Yousaf assured the Scottish Parliament that the biometrics commissioner would be independent and would closely monitor how this data is used in the criminal justice system, following MSP approval of the general principles outlined in the bill.
Yousaf explained the law would ensure safety in the community, but it would also respect individuals’ rights and improve police work.
“Given the explosion in biometric data and technologies in recent years, it is all the more important that we have an independent commissioner who will lead a national conversation about rights, responsibilities and standards,” he said.
The Bill was welcomed by Scottish Labour MSP James Kelly who believes an independent biometric commissioner is an important addition.
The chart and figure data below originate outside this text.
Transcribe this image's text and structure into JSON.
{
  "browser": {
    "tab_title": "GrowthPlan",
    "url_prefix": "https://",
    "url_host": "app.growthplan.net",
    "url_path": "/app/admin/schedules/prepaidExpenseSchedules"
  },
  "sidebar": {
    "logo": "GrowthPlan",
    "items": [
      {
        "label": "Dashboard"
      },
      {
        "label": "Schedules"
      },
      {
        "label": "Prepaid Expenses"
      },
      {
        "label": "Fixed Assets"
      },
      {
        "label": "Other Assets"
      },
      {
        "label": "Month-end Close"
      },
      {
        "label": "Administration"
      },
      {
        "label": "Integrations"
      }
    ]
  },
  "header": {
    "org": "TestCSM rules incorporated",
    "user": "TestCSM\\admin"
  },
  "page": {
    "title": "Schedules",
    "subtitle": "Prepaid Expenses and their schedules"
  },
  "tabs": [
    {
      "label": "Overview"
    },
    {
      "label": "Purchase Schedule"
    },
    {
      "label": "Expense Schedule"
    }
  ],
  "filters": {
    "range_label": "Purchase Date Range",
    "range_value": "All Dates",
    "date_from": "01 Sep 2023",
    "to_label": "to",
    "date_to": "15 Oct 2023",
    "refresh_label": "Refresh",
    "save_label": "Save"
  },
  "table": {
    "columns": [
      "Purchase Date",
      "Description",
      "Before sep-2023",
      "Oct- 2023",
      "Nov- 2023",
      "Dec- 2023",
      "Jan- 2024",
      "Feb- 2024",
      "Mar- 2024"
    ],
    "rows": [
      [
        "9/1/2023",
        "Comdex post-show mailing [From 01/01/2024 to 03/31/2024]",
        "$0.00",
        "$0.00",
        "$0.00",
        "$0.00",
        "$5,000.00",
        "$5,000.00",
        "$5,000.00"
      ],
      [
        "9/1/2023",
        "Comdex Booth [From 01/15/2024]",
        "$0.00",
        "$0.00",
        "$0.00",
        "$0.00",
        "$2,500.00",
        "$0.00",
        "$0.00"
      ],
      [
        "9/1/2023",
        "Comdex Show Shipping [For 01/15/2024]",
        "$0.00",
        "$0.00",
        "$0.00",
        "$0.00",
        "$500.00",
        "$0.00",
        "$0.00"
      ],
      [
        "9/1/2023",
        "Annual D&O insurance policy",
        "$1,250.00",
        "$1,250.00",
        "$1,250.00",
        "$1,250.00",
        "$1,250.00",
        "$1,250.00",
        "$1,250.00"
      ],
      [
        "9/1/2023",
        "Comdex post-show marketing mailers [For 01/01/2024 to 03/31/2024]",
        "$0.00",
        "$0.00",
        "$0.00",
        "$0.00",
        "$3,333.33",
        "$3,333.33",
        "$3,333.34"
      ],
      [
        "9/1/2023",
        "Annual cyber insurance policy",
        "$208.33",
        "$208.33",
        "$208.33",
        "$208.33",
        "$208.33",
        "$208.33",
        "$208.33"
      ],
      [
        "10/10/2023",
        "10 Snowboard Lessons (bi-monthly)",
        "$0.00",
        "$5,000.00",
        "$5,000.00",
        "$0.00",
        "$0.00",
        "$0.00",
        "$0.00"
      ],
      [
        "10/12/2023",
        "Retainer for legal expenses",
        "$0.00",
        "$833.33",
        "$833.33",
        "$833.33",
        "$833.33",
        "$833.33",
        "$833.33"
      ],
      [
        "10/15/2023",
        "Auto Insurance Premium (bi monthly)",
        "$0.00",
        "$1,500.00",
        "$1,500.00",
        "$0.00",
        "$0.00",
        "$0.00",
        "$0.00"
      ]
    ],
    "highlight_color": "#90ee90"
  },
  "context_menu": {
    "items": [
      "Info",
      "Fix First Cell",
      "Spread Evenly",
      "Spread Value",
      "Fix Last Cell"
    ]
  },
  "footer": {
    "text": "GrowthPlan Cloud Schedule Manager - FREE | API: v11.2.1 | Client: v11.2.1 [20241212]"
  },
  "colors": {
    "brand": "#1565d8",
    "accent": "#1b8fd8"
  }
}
“I think there are issues that have come out in the Justice Committee’s report around the scope of the commissioner’s role, the powers that they have and access, and I hope the Cabinet Secretary takes on board some of the views that have already been expressed,” Kelly said.
“I’m sure if there aren’t appropriate changes ahead of stage two, members across the chamber will bring forward amendments to seek to strengthen this Bill to make it more effective and more robust.”
Last year, a coalition of rights advocacy groups called on Scotland’s government to expand the scope of the proposed biometrics commissioner position.